As I walked under the first sign pointing ahead to the elevators, I thought about the pain my family member was going through and praying this surgery would ease the pain.
By the time I was passing under the second sign , I was running through potential appointments and schedules to make sure things ran smoothly for my family member.
I cruised right on past the third sign because I was considering alternative transportation for the patient in case the passenger's seat of their own car wasn't long enough for them to fit their bandaged extremities.
It broke me out of my cross-country-train-trip of thoughts. "Exit?" It didn't align with the iconography, theme, or messaging that lead me to this point in the hallway. But, with 47 other things on my mind, I shrugged and thought, "Sure. Why not?" and kept following the signs.
This end had as scenic and panoramic of a view as the side my where my family member was staying, but there were no elevators in sight, nor was there the lobby that contained the elevator.

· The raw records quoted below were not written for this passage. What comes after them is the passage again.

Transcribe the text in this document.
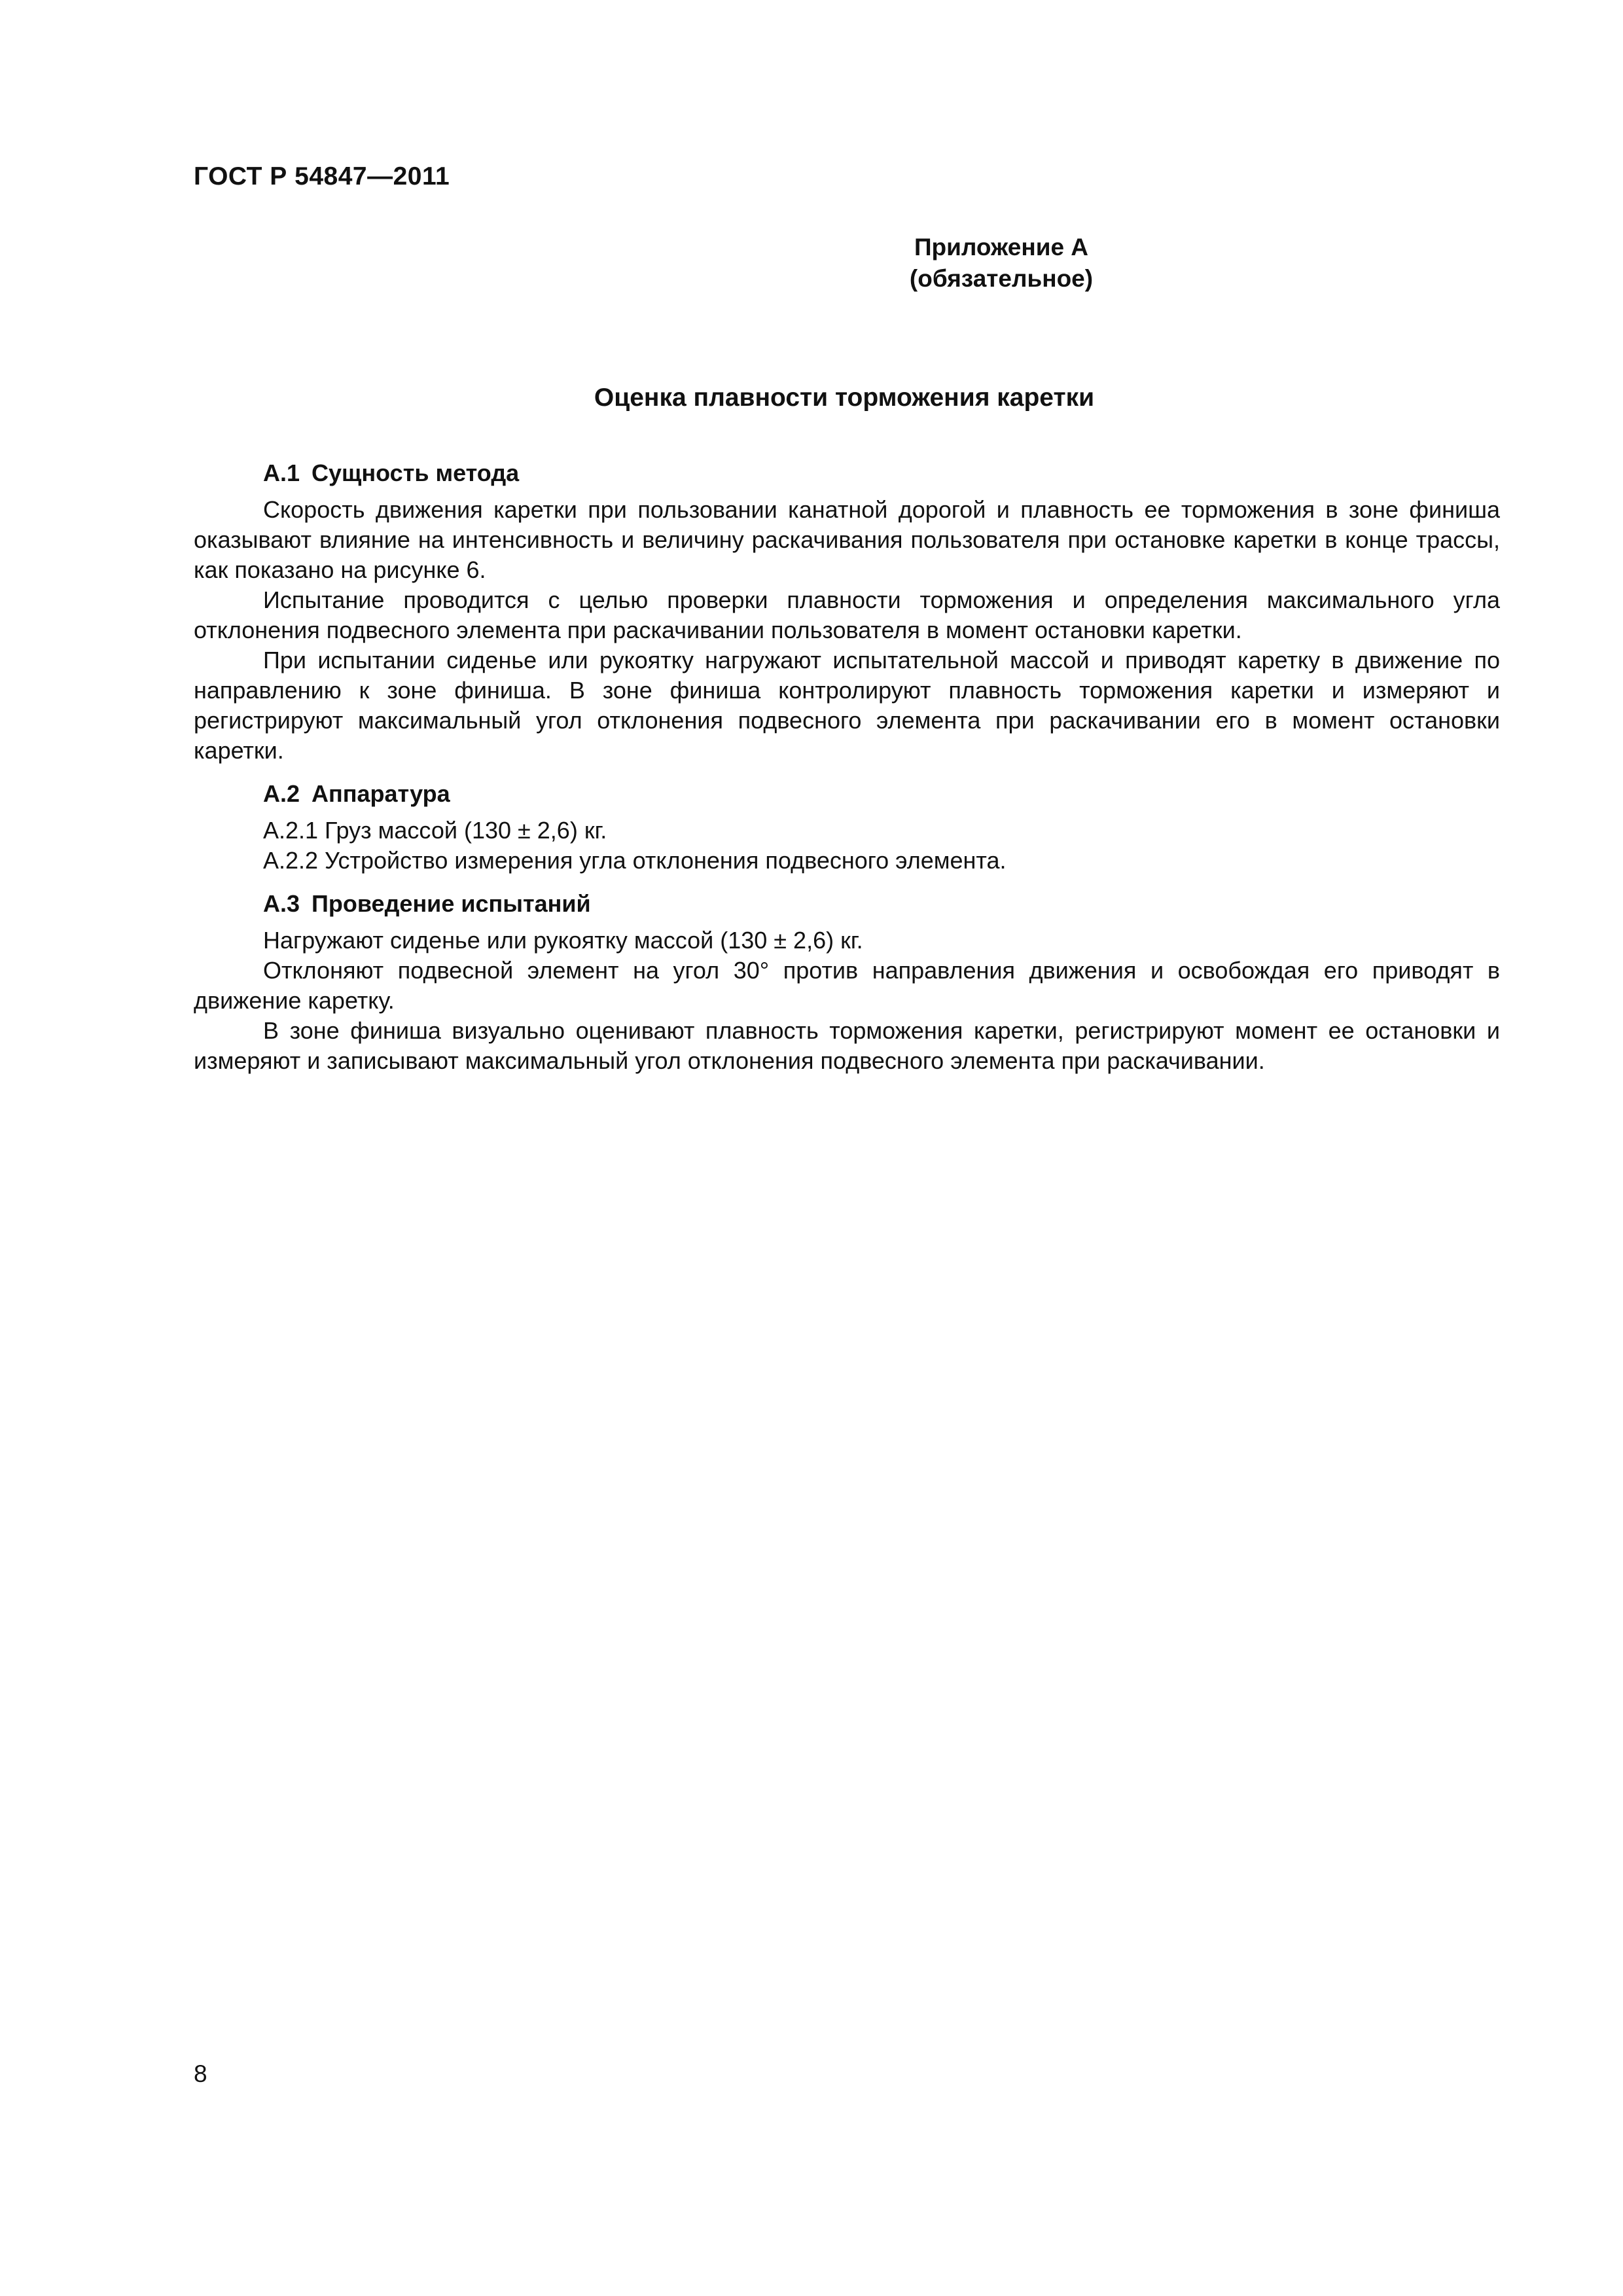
ГОСТ Р 54847—2011
Приложение А
(обязательное)
Оценка плавности торможения каретки
А.1 Сущность метода

Скорость движения каретки при пользовании канатной дорогой и плавность ее торможения в зоне финиша оказывают влияние на интенсивность и величину раскачивания пользователя при остановке каретки в конце трассы, как показано на рисунке 6.

Испытание проводится с целью проверки плавности торможения и определения максимального угла отклонения подвесного элемента при раскачивании пользователя в момент остановки каретки.

При испытании сиденье или рукоятку нагружают испытательной массой и приводят каретку в движение по направлению к зоне финиша. В зоне финиша контролируют плавность торможения каретки и измеряют и регистрируют максимальный угол отклонения подвесного элемента при раскачивании его в момент остановки каретки.

А.2 Аппаратура

А.2.1 Груз массой (130 ± 2,6) кг.

А.2.2 Устройство измерения угла отклонения подвесного элемента.

А.3 Проведение испытаний

Нагружают сиденье или рукоятку массой (130 ± 2,6) кг.

Отклоняют подвесной элемент на угол 30° против направления движения и освобождая его приводят в движение каретку.

В зоне финиша визуально оценивают плавность торможения каретки, регистрируют момент ее остановки и измеряют и записывают максимальный угол отклонения подвесного элемента при раскачивании.

8
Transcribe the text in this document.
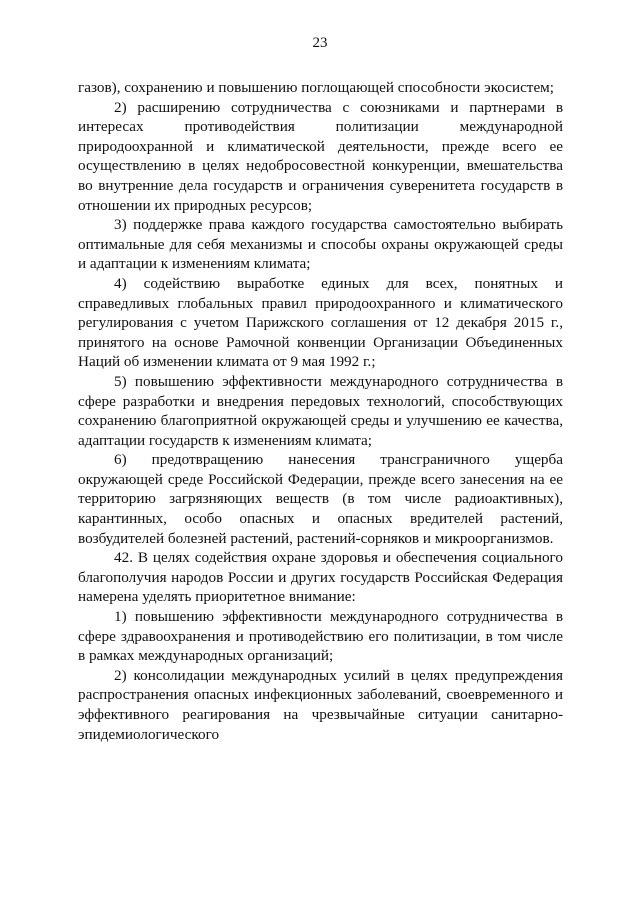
23

газов), сохранению и повышению поглощающей способности экосистем;

2) расширению сотрудничества с союзниками и партнерами в интересах противодействия политизации международной природоохранной и климатической деятельности, прежде всего ее осуществлению в целях недобросовестной конкуренции, вмешательства во внутренние дела государств и ограничения суверенитета государств в отношении их природных ресурсов;

3) поддержке права каждого государства самостоятельно выбирать оптимальные для себя механизмы и способы охраны окружающей среды и адаптации к изменениям климата;

4) содействию выработке единых для всех, понятных и справедливых глобальных правил природоохранного и климатического регулирования с учетом Парижского соглашения от 12 декабря 2015 г., принятого на основе Рамочной конвенции Организации Объединенных Наций об изменении климата от 9 мая 1992 г.;

5) повышению эффективности международного сотрудничества в сфере разработки и внедрения передовых технологий, способствующих сохранению благоприятной окружающей среды и улучшению ее качества, адаптации государств к изменениям климата;

6) предотвращению нанесения трансграничного ущерба окружающей среде Российской Федерации, прежде всего занесения на ее территорию загрязняющих веществ (в том числе радиоактивных), карантинных, особо опасных и опасных вредителей растений, возбудителей болезней растений, растений-сорняков и микроорганизмов.

42. В целях содействия охране здоровья и обеспечения социального благополучия народов России и других государств Российская Федерация намерена уделять приоритетное внимание:

1) повышению эффективности международного сотрудничества в сфере здравоохранения и противодействию его политизации, в том числе в рамках международных организаций;

2) консолидации международных усилий в целях предупреждения распространения опасных инфекционных заболеваний, своевременного и эффективного реагирования на чрезвычайные ситуации санитарно-эпидемиологического
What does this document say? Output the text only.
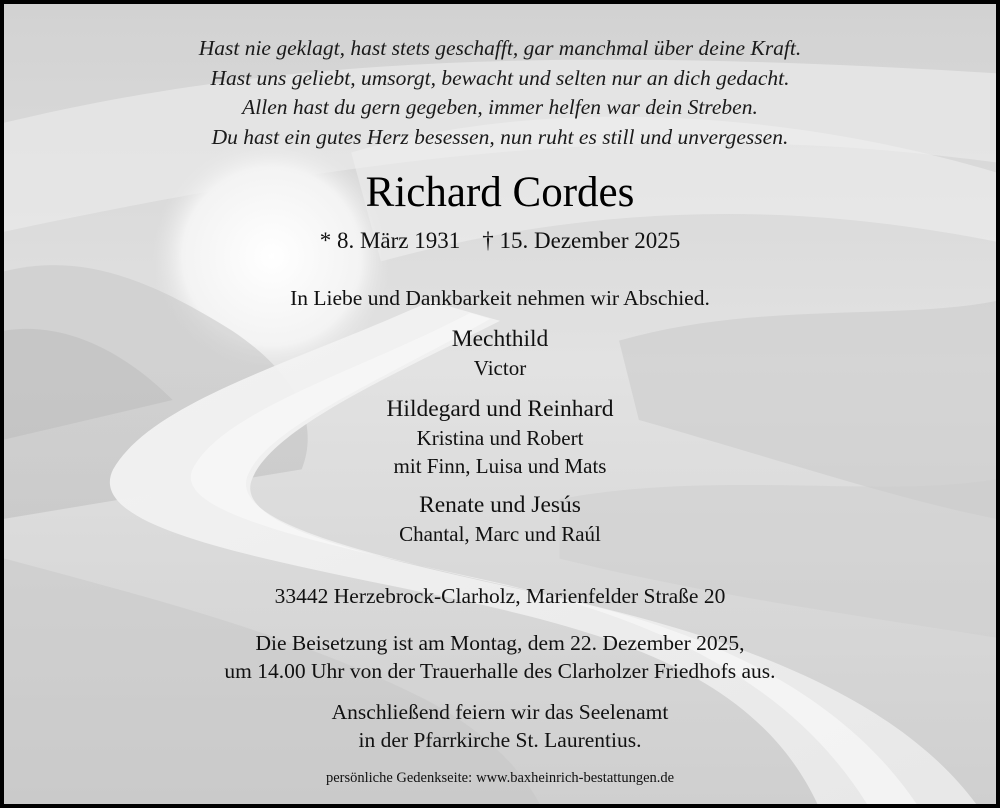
Hast nie geklagt, hast stets geschafft, gar manchmal über deine Kraft.
Hast uns geliebt, umsorgt, bewacht und selten nur an dich gedacht.
Allen hast du gern gegeben, immer helfen war dein Streben.
Du hast ein gutes Herz besessen, nun ruht es still und unvergessen.
Richard Cordes
* 8. März 1931 † 15. Dezember 2025
In Liebe und Dankbarkeit nehmen wir Abschied.
Mechthild
Victor
Hildegard und Reinhard
Kristina und Robert
mit Finn, Luisa und Mats
Renate und Jesús
Chantal, Marc und Raúl
33442 Herzebrock-Clarholz, Marienfelder Straße 20
Die Beisetzung ist am Montag, dem 22. Dezember 2025,
um 14.00 Uhr von der Trauerhalle des Clarholzer Friedhofs aus.
Anschließend feiern wir das Seelenamt
in der Pfarrkirche St. Laurentius.
persönliche Gedenkseite: www.baxheinrich-bestattungen.de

This time around, I paid attention to the room numbers as well. Once they numbers got down to #01, I knew to look for the lobby. Sure enough, there it was, tucked in between the rooms. You think I would have heard it with all the telecommuters using the area as their personal conference room. But like walking the other side, the signs weren't enough.
Later on that day, during a break, I double checked my steps on that floor and the floor below just to make sure I wasn't crazier than I normally am. Sure enough I wasn't.
By the second day I started playing traffic cop for others by the lobby area who were performing pirouettes while navigating where next to go.
Visitors don't go to hospitals for tourism or entertainment reasons. Many times, hospitals are tools to visitors, a means to an end. Whether or not the feeling is deserved, visitors don't often view hospitals as a magical place of healing. They are demanding, expecting things to simply work. From the parking to the entrance to the front desk to the room, they just expect it to happen. It isn't a perfect world, but in a world where the visitors still have the wherewithal to focus on their loved ones, hospitals will continue to need the wherewithal to focus on their patients as well as their visitors. Afterall, visitors are typically the loved ones of their patients.
Sometimes, all it takes is an extra sign here or there to show the way.